Маленков будет держать свои туфли под мышкой — он так и войдет в покои внезапно заболевшего «вождя трудящихся всей земли» в носках, все еще не в силах поверить, что вот-вот наступит новая эра, и не в силах освободиться от привычного страха, но уже вынашивая в голове планы стать первым лицом в государстве.
Еще через несколько месяцев Лаврентий Берия будет арестован, осужден и казнен, а Маленков закончит свои дни в полной безвестности.
Однако сейчас их божество еще живо, сами они всевластны и всесильны, а впереди долгие десять лет, но они уверены, что впереди — вечность.
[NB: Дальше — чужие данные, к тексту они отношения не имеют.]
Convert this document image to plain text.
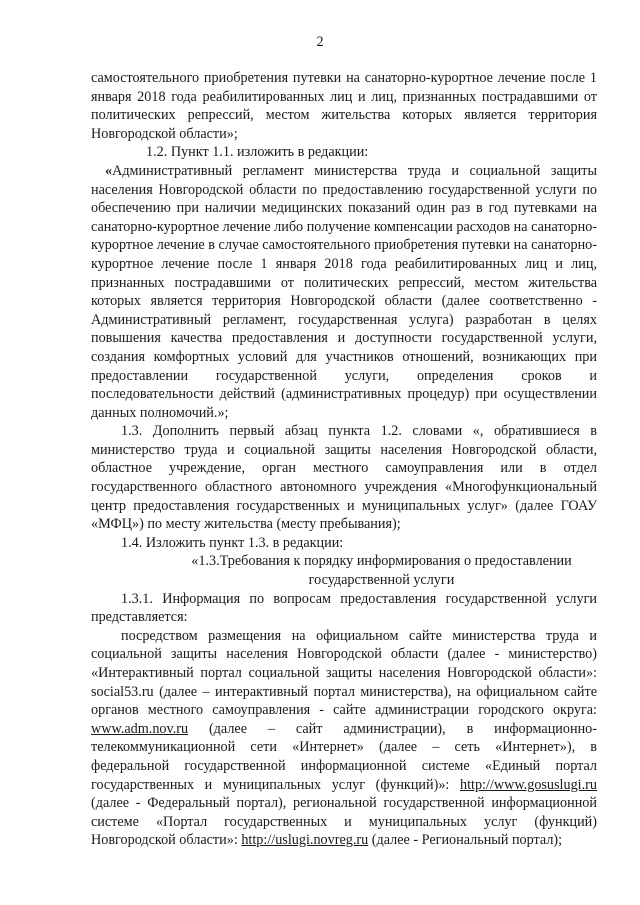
2

самостоятельного приобретения путевки на санаторно-курортное лечение после 1 января 2018 года реабилитированных лиц и лиц, признанных пострадавшими от политических репрессий, местом жительства которых является территория Новгородской области»;

1.2. Пункт 1.1. изложить в редакции:

«Административный регламент министерства труда и социальной защиты населения Новгородской области по предоставлению государственной услуги по обеспечению при наличии медицинских показаний один раз в год путевками на санаторно-курортное лечение либо получение компенсации расходов на санаторно-курортное лечение в случае самостоятельного приобретения путевки на санаторно-курортное лечение после 1 января 2018 года реабилитированных лиц и лиц, признанных пострадавшими от политических репрессий, местом жительства которых является территория Новгородской области (далее соответственно - Административный регламент, государственная услуга) разработан в целях повышения качества предоставления и доступности государственной услуги, создания комфортных условий для участников отношений, возникающих при предоставлении государственной услуги, определения сроков и последовательности действий (административных процедур) при осуществлении данных полномочий.»;

1.3. Дополнить первый абзац пункта 1.2. словами «, обратившиеся в министерство труда и социальной защиты населения Новгородской области, областное учреждение, орган местного самоуправления или в отдел государственного областного автономного учреждения «Многофункциональный центр предоставления государственных и муниципальных услуг» (далее ГОАУ «МФЦ») по месту жительства (месту пребывания);

1.4. Изложить пункт 1.3. в редакции:

«1.3.Требования к порядку информирования о предоставлении

государственной услуги

1.3.1. Информация по вопросам предоставления государственной услуги представляется:

посредством размещения на официальном сайте министерства труда и социальной защиты населения Новгородской области (далее - министерство) «Интерактивный портал социальной защиты населения Новгородской области»: social53.ru (далее – интерактивный портал министерства), на официальном сайте органов местного самоуправления - сайте администрации городского округа: www.adm.nov.ru (далее – сайт администрации), в информационно-телекоммуникационной сети «Интернет» (далее – сеть «Интернет»), в федеральной государственной информационной системе «Единый портал государственных и муниципальных услуг (функций)»: http://www.gosuslugi.ru (далее - Федеральный портал), региональной государственной информационной системе «Портал государственных и муниципальных услуг (функций) Новгородской области»: http://uslugi.novreg.ru (далее - Региональный портал);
И Берия действительно вызвал полковника Саркисова.
Надо решить некоторые вопросы, Рафаэль Семенович, желательно не откладывая, прямо сегодня…
Красные кони бешено скакали по полям, изрытым воровками разрывов снарядов, и топот огненных коней о длинными, развевающимися гривами сливался с тяжким гулом канонады и ревом самолетных моторов. Клочьями висела на покосившихся кольях рваная проволока заграждений, бугрилась и вздрагивала земля, а он, прижимаясь к ней грудью, упрямо полз и полз вперед, не обращая внимания на короткий посвист пуль над головой, полз, одержимый одним желанием — скорее донести горестную весть до родного товарища Сталина.
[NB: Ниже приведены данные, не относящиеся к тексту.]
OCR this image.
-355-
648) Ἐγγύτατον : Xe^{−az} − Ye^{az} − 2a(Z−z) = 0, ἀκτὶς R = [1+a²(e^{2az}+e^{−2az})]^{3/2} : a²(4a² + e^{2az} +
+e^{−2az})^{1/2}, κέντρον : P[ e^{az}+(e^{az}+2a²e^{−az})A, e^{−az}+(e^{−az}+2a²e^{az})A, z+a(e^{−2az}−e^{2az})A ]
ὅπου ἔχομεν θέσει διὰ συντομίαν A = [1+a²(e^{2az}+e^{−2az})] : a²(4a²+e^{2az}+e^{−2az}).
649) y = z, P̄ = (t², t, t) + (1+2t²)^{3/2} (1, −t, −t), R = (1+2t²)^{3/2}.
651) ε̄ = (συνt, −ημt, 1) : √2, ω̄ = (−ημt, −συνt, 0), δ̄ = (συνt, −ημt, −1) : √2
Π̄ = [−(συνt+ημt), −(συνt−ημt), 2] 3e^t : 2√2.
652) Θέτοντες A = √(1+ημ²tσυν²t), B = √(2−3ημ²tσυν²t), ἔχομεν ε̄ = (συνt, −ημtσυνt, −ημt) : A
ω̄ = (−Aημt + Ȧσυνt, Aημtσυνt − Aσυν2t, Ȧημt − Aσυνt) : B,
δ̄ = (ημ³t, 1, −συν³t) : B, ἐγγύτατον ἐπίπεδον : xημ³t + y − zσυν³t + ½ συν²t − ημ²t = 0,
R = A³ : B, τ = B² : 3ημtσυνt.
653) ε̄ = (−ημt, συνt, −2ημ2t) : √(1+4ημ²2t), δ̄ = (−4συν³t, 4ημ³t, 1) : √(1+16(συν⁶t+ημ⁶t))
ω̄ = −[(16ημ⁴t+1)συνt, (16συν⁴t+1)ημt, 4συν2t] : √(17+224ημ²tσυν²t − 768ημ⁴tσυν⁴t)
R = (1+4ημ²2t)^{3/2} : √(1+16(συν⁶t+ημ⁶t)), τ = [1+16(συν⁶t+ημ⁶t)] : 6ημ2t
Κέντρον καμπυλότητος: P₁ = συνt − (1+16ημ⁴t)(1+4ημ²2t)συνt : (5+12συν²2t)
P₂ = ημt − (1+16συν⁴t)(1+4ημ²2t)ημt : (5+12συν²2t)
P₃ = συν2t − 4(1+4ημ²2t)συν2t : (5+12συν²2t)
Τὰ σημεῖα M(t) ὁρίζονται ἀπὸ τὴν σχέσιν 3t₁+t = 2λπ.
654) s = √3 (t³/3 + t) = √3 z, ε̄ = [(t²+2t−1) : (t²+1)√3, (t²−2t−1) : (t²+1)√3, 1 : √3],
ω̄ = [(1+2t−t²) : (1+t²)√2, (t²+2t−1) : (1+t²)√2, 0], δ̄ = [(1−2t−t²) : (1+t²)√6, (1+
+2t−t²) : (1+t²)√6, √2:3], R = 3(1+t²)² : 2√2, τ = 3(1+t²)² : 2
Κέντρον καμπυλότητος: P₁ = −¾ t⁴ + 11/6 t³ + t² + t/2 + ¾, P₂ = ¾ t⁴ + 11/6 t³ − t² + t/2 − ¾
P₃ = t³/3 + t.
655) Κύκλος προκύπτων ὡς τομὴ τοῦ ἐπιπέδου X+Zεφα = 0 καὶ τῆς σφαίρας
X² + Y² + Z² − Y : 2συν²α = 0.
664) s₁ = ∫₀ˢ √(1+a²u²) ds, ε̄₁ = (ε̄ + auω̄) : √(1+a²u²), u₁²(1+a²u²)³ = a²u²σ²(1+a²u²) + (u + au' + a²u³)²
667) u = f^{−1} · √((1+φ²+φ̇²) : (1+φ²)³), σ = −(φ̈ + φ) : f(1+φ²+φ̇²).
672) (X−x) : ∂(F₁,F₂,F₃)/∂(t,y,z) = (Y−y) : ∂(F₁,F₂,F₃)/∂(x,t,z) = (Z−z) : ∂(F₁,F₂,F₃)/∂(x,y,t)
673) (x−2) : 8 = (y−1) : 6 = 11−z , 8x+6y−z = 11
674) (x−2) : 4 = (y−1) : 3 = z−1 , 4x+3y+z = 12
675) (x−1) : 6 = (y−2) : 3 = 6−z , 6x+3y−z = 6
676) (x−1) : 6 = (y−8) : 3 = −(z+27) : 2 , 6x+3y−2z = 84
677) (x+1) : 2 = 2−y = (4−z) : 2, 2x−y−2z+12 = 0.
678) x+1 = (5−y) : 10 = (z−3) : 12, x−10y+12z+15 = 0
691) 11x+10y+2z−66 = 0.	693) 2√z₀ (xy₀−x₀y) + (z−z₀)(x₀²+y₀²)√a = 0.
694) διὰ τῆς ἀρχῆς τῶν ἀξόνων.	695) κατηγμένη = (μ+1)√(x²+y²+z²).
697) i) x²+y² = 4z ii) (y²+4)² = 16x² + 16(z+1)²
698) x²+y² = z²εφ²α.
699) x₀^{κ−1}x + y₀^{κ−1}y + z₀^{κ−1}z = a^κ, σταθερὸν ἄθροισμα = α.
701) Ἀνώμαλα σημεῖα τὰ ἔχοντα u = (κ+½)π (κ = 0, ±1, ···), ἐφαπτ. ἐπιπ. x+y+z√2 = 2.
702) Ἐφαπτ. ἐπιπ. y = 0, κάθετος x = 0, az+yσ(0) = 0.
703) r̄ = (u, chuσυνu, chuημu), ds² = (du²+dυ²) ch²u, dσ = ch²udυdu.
Рванулись вдруг в сторону горячие огненно-красные кони, храпя и роняя с звенящих удил желтоватую пену, взметнулись вверх кусты разрывов, натужно завыли самолеты, переходя в пике и поливая свинцом землю, а конная лава повернула и понеслась прямо на него. Все ближе и ближе оскаленные морды лошадей, покрытые пеной, все громче топот копыт, все нестерпимее жар, идущий от странных всадников.
Он вскочил, лихорадочно ища, куда бы укрыться, и неожиданно увидел речку, покрытую тонким льдом, под которым синела вода — быстрая, не застывшая на глубине, кажущаяся черной над равнодушными омутами. Туда? Но лед тонок, а у него нет ни шеста, ни слеги.